A hint may lie in the Council’s gang-prevention programme, for which they have recently allocated £3.5million. Much of the resources mobilised by that figure will be targeted at estates that are particularly blighted by gang problems – like Cathall and Beaumont, for instance  – each, incidentally, a stone’s throw from the picturesque new High Road.

In addition to running his business, Cooke designs programmes that teach skills in entrepreneurialism to the disadvantaged youth that congregate on estates like these. Their narcotic enterprises, though illicit, are financially successful in themselves: for Cooke, those same skills are entirely transferrable, and this entrepreneurial spirit is in fact essential for true regeneration of the area to be achieved: changing Leyton’s future means empowering and upskilling it’s youth.

“We’ve got a wealth of resources right here on our doorstep, but people don’t know about it. You wouldn’t know that I’m running these programs, because people don’t talk to each other and that’s how the community is. I’d love to take some of these kids in and show them how to make money properly. Why not equip us to do that instead of just painting the shops?”

In fact, it is efforts like Cooke’s that portray The Big Society rather accurately – a voluntary service to others, a common solidarity. But voluntary efforts will fail if people are not equipped to perform them. And herein lies the problem. Behind the harmonious pastel exterior, many in the community will consider schemes like this with contempt – as nothing more than hollow gestures enabling no tangible change. Leyton’s most vulnerable will not particularly benefit from this makeover and it is condescending to suggest otherwise. Community cohesion is undermined, not enhanced, by this paintwork.

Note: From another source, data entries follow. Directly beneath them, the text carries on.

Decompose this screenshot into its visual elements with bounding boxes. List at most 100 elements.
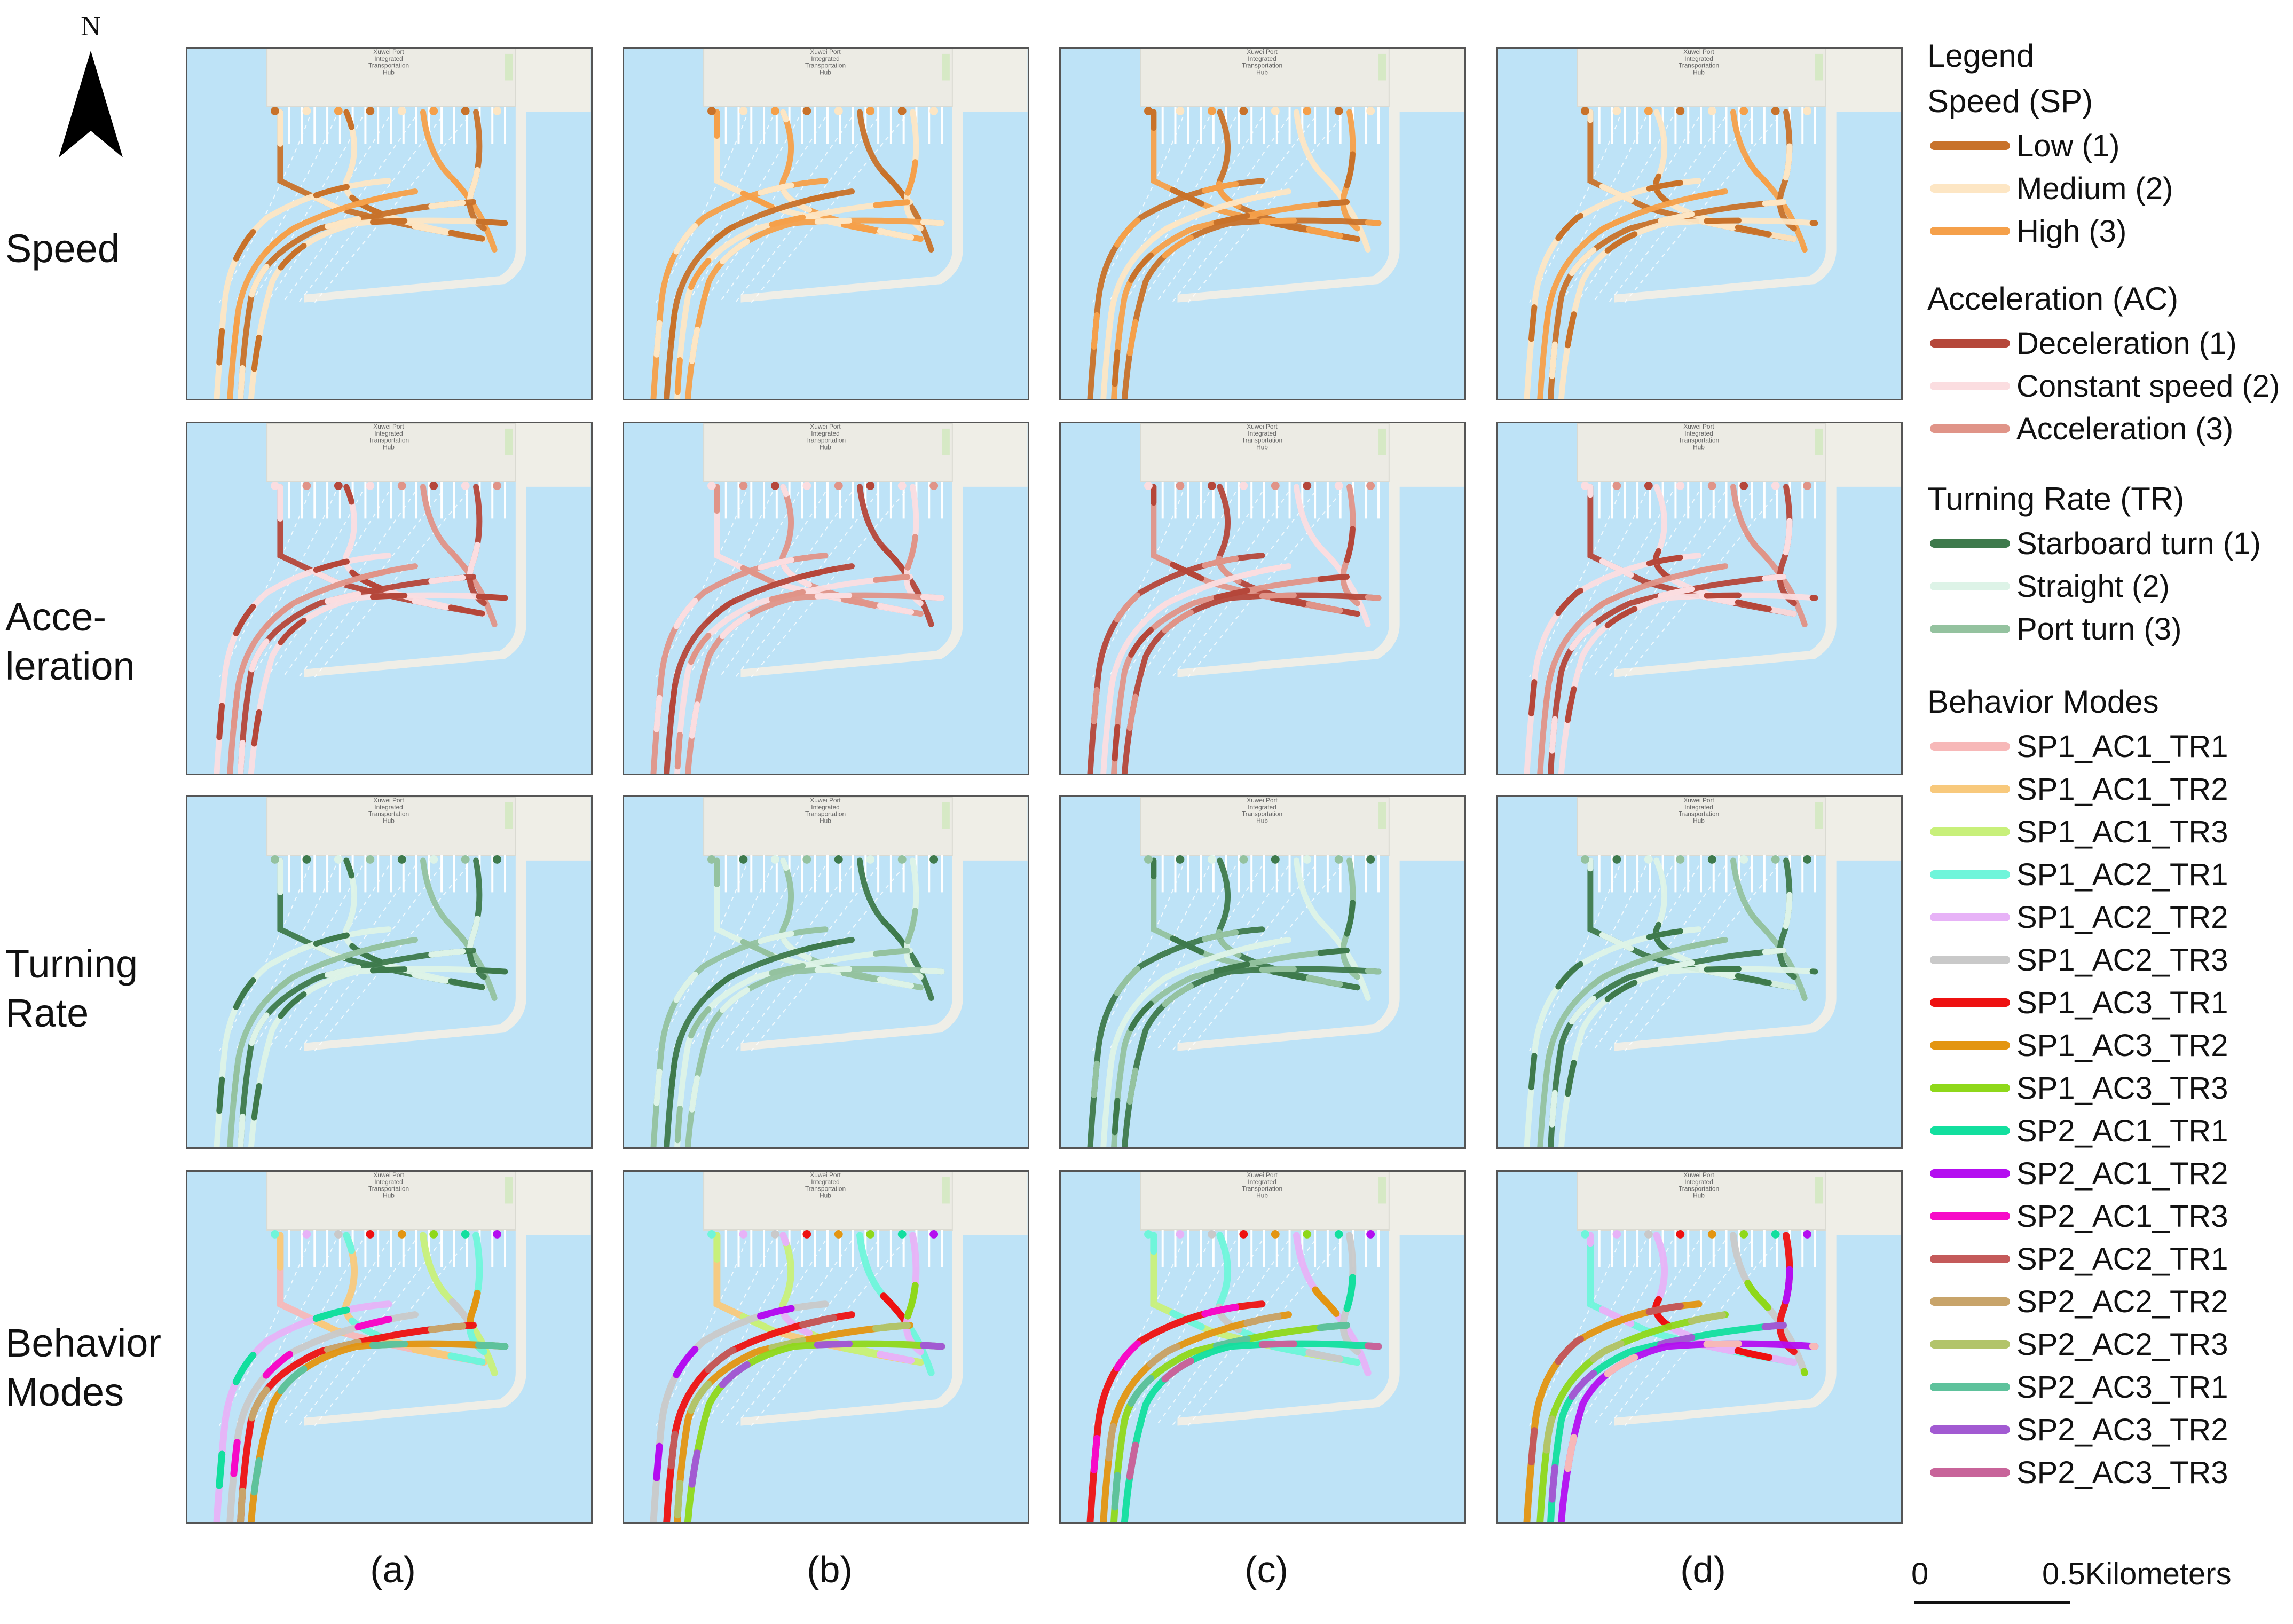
- map-panel-turning-a: Xuwei Port Integrated Transportation Hub: [186, 795, 593, 1149]
- pier: [338, 1230, 341, 1267]
- pier: [1763, 482, 1766, 519]
- trajectory: [1523, 1300, 1703, 1522]
- berth-point: [366, 107, 375, 115]
- trajectory-segment: [227, 188, 419, 399]
- berth-point: [1207, 1230, 1216, 1239]
- trajectory-segment: [1121, 966, 1382, 1147]
- scale-bar: 0 0.5Kilometers: [1911, 1556, 2285, 1615]
- pier: [453, 107, 455, 144]
- guide-line: [719, 865, 853, 1052]
- pier: [1301, 1230, 1304, 1267]
- legend-item: SP1_AC1_TR2: [1922, 768, 2228, 810]
- pier: [1288, 107, 1291, 144]
- berth-point: [397, 1230, 406, 1239]
- legend-label: Port turn (3): [2016, 611, 2182, 647]
- guide-line: [266, 865, 389, 1052]
- berth-point: [366, 855, 375, 864]
- row-label-acceleration: Acce-leration: [5, 593, 176, 691]
- pier: [814, 482, 816, 519]
- pier: [1712, 1230, 1715, 1267]
- pier: [1161, 855, 1164, 893]
- guide-line: [1187, 492, 1342, 678]
- trajectory: [1777, 109, 1797, 232]
- legend-swatch: [1930, 870, 2010, 879]
- map-panel-acceleration-b: Xuwei Port Integrated Transportation Hub: [623, 422, 1029, 775]
- trajectory-segment: [684, 217, 945, 399]
- green-strip: [505, 1177, 513, 1204]
- guide-line: [1593, 865, 1726, 1052]
- trajectory-segment: [214, 926, 392, 1147]
- trajectory-segment: [684, 966, 945, 1147]
- trajectory: [1100, 937, 1292, 1147]
- trajectory-segment: [1087, 178, 1265, 399]
- legend-label: SP1_AC1_TR2: [2016, 771, 2228, 807]
- trajectory-segment: [214, 553, 392, 774]
- legend-swatch: [1930, 582, 2010, 590]
- berth-point: [1612, 1230, 1621, 1239]
- pier: [902, 482, 905, 519]
- row-label-behavior-modes: Behavior Modes: [5, 1319, 176, 1417]
- pier: [364, 482, 367, 519]
- legend-label: SP2_AC2_TR2: [2016, 1284, 2228, 1319]
- berth-point: [271, 1230, 279, 1239]
- green-strip: [1378, 802, 1386, 829]
- pier: [453, 1230, 455, 1267]
- pier: [1275, 482, 1278, 519]
- trajectory-segment: [1548, 947, 1787, 1147]
- pier: [1314, 855, 1317, 893]
- green-strip: [1815, 1177, 1823, 1204]
- legend-label: Deceleration (1): [2016, 326, 2237, 361]
- pier: [1687, 107, 1690, 144]
- pier: [301, 855, 303, 893]
- green-strip: [505, 802, 513, 829]
- pier: [1687, 1230, 1690, 1267]
- berth-point: [802, 1230, 811, 1239]
- pier: [1814, 107, 1816, 144]
- row-label-line: Turning: [5, 942, 138, 986]
- pier: [313, 855, 316, 893]
- pier: [1636, 107, 1639, 144]
- pier: [504, 855, 506, 893]
- legend-item: SP2_AC2_TR1: [1922, 1237, 2228, 1280]
- guide-line: [250, 1240, 363, 1426]
- berth-point: [1271, 855, 1280, 864]
- berth-point: [429, 107, 438, 115]
- berth-point: [929, 107, 939, 115]
- pier: [1763, 1230, 1766, 1267]
- pier: [1712, 107, 1715, 144]
- legend-label: SP2_AC3_TR2: [2016, 1412, 2228, 1447]
- trajectory-segment: [650, 553, 829, 774]
- berth-point: [1676, 107, 1685, 115]
- trajectory: [248, 592, 508, 774]
- berth-point: [271, 482, 279, 490]
- pier: [326, 482, 329, 519]
- map-label: Xuwei Port Integrated Transportation Hub: [368, 49, 409, 76]
- guide-line: [1593, 117, 1726, 303]
- row-label-line: Speed: [5, 226, 120, 271]
- row-label-turning-rate: Turning Rate: [5, 940, 176, 1038]
- guide-line: [1529, 117, 1620, 303]
- legend-label: SP1_AC2_TR1: [2016, 857, 2228, 892]
- pier: [1636, 855, 1639, 893]
- pier: [1776, 855, 1778, 893]
- trajectory: [1777, 484, 1797, 606]
- berth-point: [493, 482, 502, 490]
- pier: [1814, 482, 1816, 519]
- legend-group-title: Behavior Modes: [1927, 684, 2159, 720]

Whatever your take on the new look, there is no detracting from the simple fact that it is only a colour scheme. Visible spends like these – tasteful or not – highlight budget priorities and can therefore fan the flames of fatalism. Why is the tourist’s experience superseding the resident’s reality? In a borough with such a bleak outlook for the young, the question looms large.

East London’s Olympic aspirations are apparent here, no doubt. But less obvious is exactly what will be left in the community when the Games have run their course – besides a lot of very disgruntled families wondering when the economic legacy will begin.